Dopo il tuo album “No Frame Portait” uscito nel 2017, hai preso una pausa significativa dal tuo progetto musicale. Come mai?

È stato un po’ frustrante, devo ammetterlo, ma la verità è che non avevo nulla da comunicare, così ho preferito aspettare. Al giorno d’oggi se passano 6 mesi in cui non hai buttato fuori nulla ti danno per scomparso, ma ci tengo troppo a riascoltare i miei pezzi tra qualche anno e ritrovarmici.

Collegata all’album, c’è una performance artistica omonima in cui hai tentato di “tradurre” le persone in musica al pianoforte. Come ti è venuta l’idea?

Mi è venuta perché sono un fanatico della vita delle persone, adoro le storie, capire il perché di certe scelte, comportamenti, insomma sono sempre alla ricerca di un punto di vista. Il pianoforte e la musica è stata la mia chiave di volta per poterlo fare con discrezione.

Poco prima dello stop ai concerti e l’arrivo della pandemia hai aperto per Calcutta in una delle date del suo tour europeo a Londra. Quali sono le differenze tra il dietro le quinte di un concerto in Italia e un concerto in Inghilterra?
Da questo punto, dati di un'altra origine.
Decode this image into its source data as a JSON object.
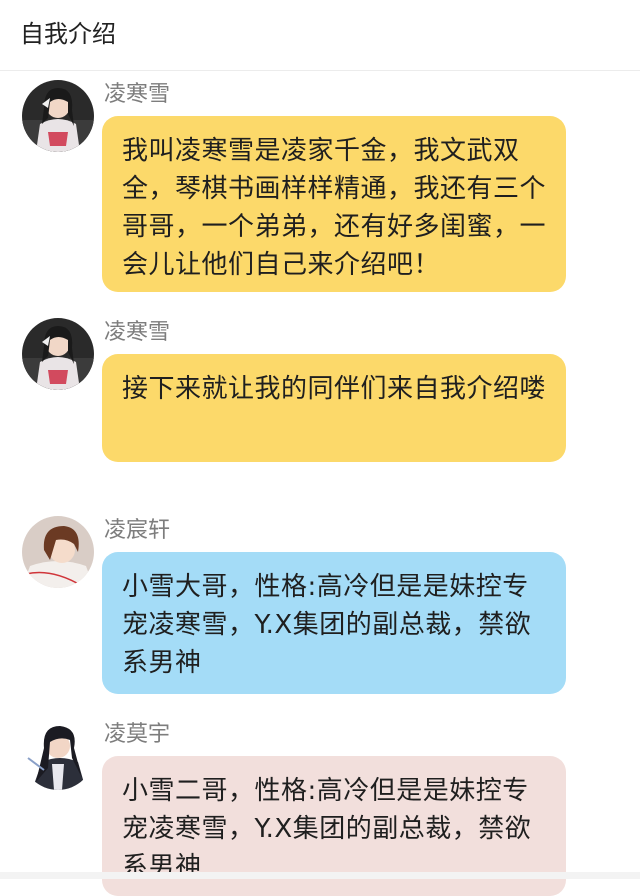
{
  "header": {
    "title": "自我介绍"
  },
  "messages": [
    {
      "sender": "凌寒雪",
      "text": "我叫凌寒雪是凌家千金，我文武双全，琴棋书画样样精通，我还有三个哥哥，一个弟弟，还有好多闺蜜，一会儿让他们自己来介绍吧！",
      "bubble_color": "#fcd96a",
      "avatar_icon": "girl-avatar-icon"
    },
    {
      "sender": "凌寒雪",
      "text": "接下来就让我的同伴们来自我介绍喽",
      "bubble_color": "#fcd96a",
      "avatar_icon": "girl-avatar-icon"
    },
    {
      "sender": "凌宸轩",
      "text": "小雪大哥，性格:高冷但是是妹控专宠凌寒雪，Y.X集团的副总裁，禁欲系男神",
      "bubble_color": "#a4dcf7",
      "avatar_icon": "boy-avatar-icon"
    },
    {
      "sender": "凌莫宇",
      "text": "小雪二哥，性格:高冷但是是妹控专宠凌寒雪，Y.X集团的副总裁，禁欲系男神",
      "bubble_color": "#f2dfdc",
      "avatar_icon": "boy-avatar-icon"
    }
  ]
}
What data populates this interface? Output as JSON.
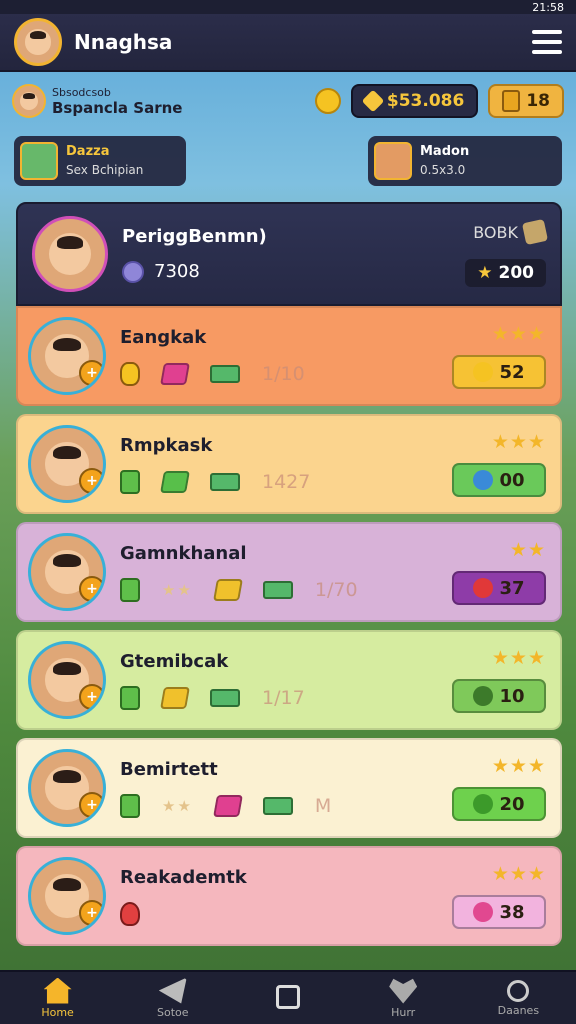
{
  "status": {
    "time": "21:58"
  },
  "header": {
    "title": "Nnaghsa"
  },
  "player": {
    "label": "Sbsodcsob",
    "name": "Bspancla Sarne"
  },
  "currency": {
    "gold": "$53.086",
    "tickets": "18"
  },
  "teams": [
    {
      "top": "Dazza",
      "sub": "Sex Bchipian"
    },
    {
      "top": "Madon",
      "sub": "0.5x3.0"
    }
  ],
  "feature": {
    "name": "PeriggBenmn)",
    "score": "7308",
    "back_label": "BOBK",
    "badge_value": "200"
  },
  "rows": [
    {
      "name": "Eangkak",
      "value": "1/10",
      "reward": "52",
      "stars": "★★★",
      "color": "#f79a63",
      "btn_color": "#f6c234",
      "btn_icon_color": "#f5c322"
    },
    {
      "name": "Rmpkask",
      "value": "1427",
      "reward": "00",
      "stars": "★★★",
      "color": "#fbd48e",
      "btn_color": "#6ac95a",
      "btn_icon_color": "#3a8ad8"
    },
    {
      "name": "Gamnkhanal",
      "value": "1/70",
      "reward": "37",
      "stars": "★★",
      "color": "#d8b2d8",
      "btn_color": "#8e3ca8",
      "btn_icon_color": "#e13838"
    },
    {
      "name": "Gtemibcak",
      "value": "1/17",
      "reward": "10",
      "stars": "★★★",
      "color": "#d6eca0",
      "btn_color": "#7fc95a",
      "btn_icon_color": "#3c7a2a"
    },
    {
      "name": "Bemirtett",
      "value": "M",
      "reward": "20",
      "stars": "★★★",
      "color": "#fbf1d2",
      "btn_color": "#6ed14d",
      "btn_icon_color": "#3c9a2a"
    },
    {
      "name": "Reakademtk",
      "value": "",
      "reward": "38",
      "stars": "★★★",
      "color": "#f5b7be",
      "btn_color": "#f2b3de",
      "btn_icon_color": "#e14890"
    }
  ],
  "tabs": [
    {
      "label": "Home",
      "icon": "home-icon"
    },
    {
      "label": "Sotoe",
      "icon": "send-icon"
    },
    {
      "label": "",
      "icon": "shop-icon"
    },
    {
      "label": "Hurr",
      "icon": "heart-icon"
    },
    {
      "label": "Daanes",
      "icon": "search-icon"
    }
  ]
}
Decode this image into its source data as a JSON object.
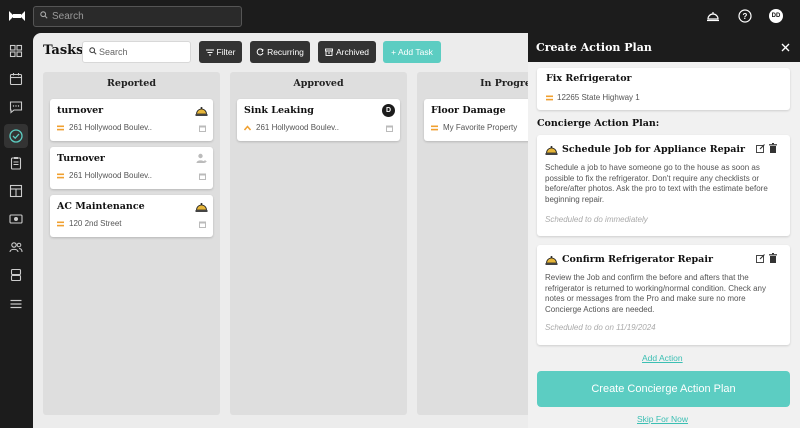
{
  "topbar": {
    "search_placeholder": "Search",
    "avatar_initials": "DD"
  },
  "sidebar": {
    "icons": [
      "grid-icon",
      "calendar-icon",
      "chat-icon",
      "tasks-icon",
      "clipboard-icon",
      "board-icon",
      "money-icon",
      "people-icon",
      "stack-icon",
      "menu-icon"
    ]
  },
  "toolbar": {
    "title": "Tasks",
    "search_placeholder": "Search",
    "filter_label": "Filter",
    "recurring_label": "Recurring",
    "archived_label": "Archived",
    "add_task_label": "+ Add Task"
  },
  "columns": [
    {
      "title": "Reported",
      "cards": [
        {
          "title": "turnover",
          "address": "261 Hollywood Boulev..",
          "priority": "medium",
          "badge": "concierge-bell"
        },
        {
          "title": "Turnover",
          "address": "261 Hollywood Boulev..",
          "priority": "medium",
          "badge": "person"
        },
        {
          "title": "AC Maintenance",
          "address": "120 2nd Street",
          "priority": "medium",
          "badge": "concierge-bell"
        }
      ]
    },
    {
      "title": "Approved",
      "cards": [
        {
          "title": "Sink Leaking",
          "address": "261 Hollywood Boulev..",
          "priority": "high",
          "badge": "D"
        }
      ]
    },
    {
      "title": "In Progre",
      "cards": [
        {
          "title": "Floor Damage",
          "address": "My Favorite Property",
          "priority": "medium",
          "badge": ""
        }
      ]
    }
  ],
  "panel": {
    "title": "Create Action Plan",
    "task": {
      "title": "Fix Refrigerator",
      "address": "12265 State Highway 1"
    },
    "section_label": "Concierge Action Plan:",
    "actions": [
      {
        "title": "Schedule Job for Appliance Repair",
        "description": "Schedule a job to have someone go to the house as soon as possible to fix the refrigerator. Don't require any checklists or before/after photos. Ask the pro to text with the estimate before beginning repair.",
        "schedule": "Scheduled to do immediately"
      },
      {
        "title": "Confirm Refrigerator Repair",
        "description": "Review the Job and confirm the before and afters that the refrigerator is returned to working/normal condition. Check any notes or messages from the Pro and make sure no more Concierge Actions are needed.",
        "schedule": "Scheduled to do on 11/19/2024"
      }
    ],
    "add_action_label": "Add Action",
    "create_button_label": "Create Concierge Action Plan",
    "skip_label": "Skip For Now"
  },
  "colors": {
    "teal": "#5ccdc2",
    "dark": "#1c1c1c",
    "priority_orange": "#f0a030"
  }
}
Il pubblico era prevalentemente italiano perciò sembrava di essere a Roma, però dentro ad un teatro che ha fatto la storia della musica inglese. Due sere prima ci suonava Ronnie Wood, per dire, a me sembrava tutto surreale. Ho notato molta attenzione comunque per gli artisti e le crew, cosa che qui magari c’è un po’ meno. Io ero in apertura, ma ho ricevuto un trattamento al pari di Calcutta, non era scontato.

Prima di “Mio padre scrive per il giornale” hai rilasciato un altro singolo dal titolo “Discoteche”. Uscirà a breve un album o un EP che le conterrà?

Sto lavorando ad un EP, è importante per me racchiudere un lavoro dal punto di vista musicale, oltre che tematico. Questi pezzi in qualche modo raccontano una fase della mia vita che vorrei avesse una parentesi di inizio e una di fine, ma ci vuole tempo per curare ogni dettaglio, e io non voglio mettermi nessuna fretta.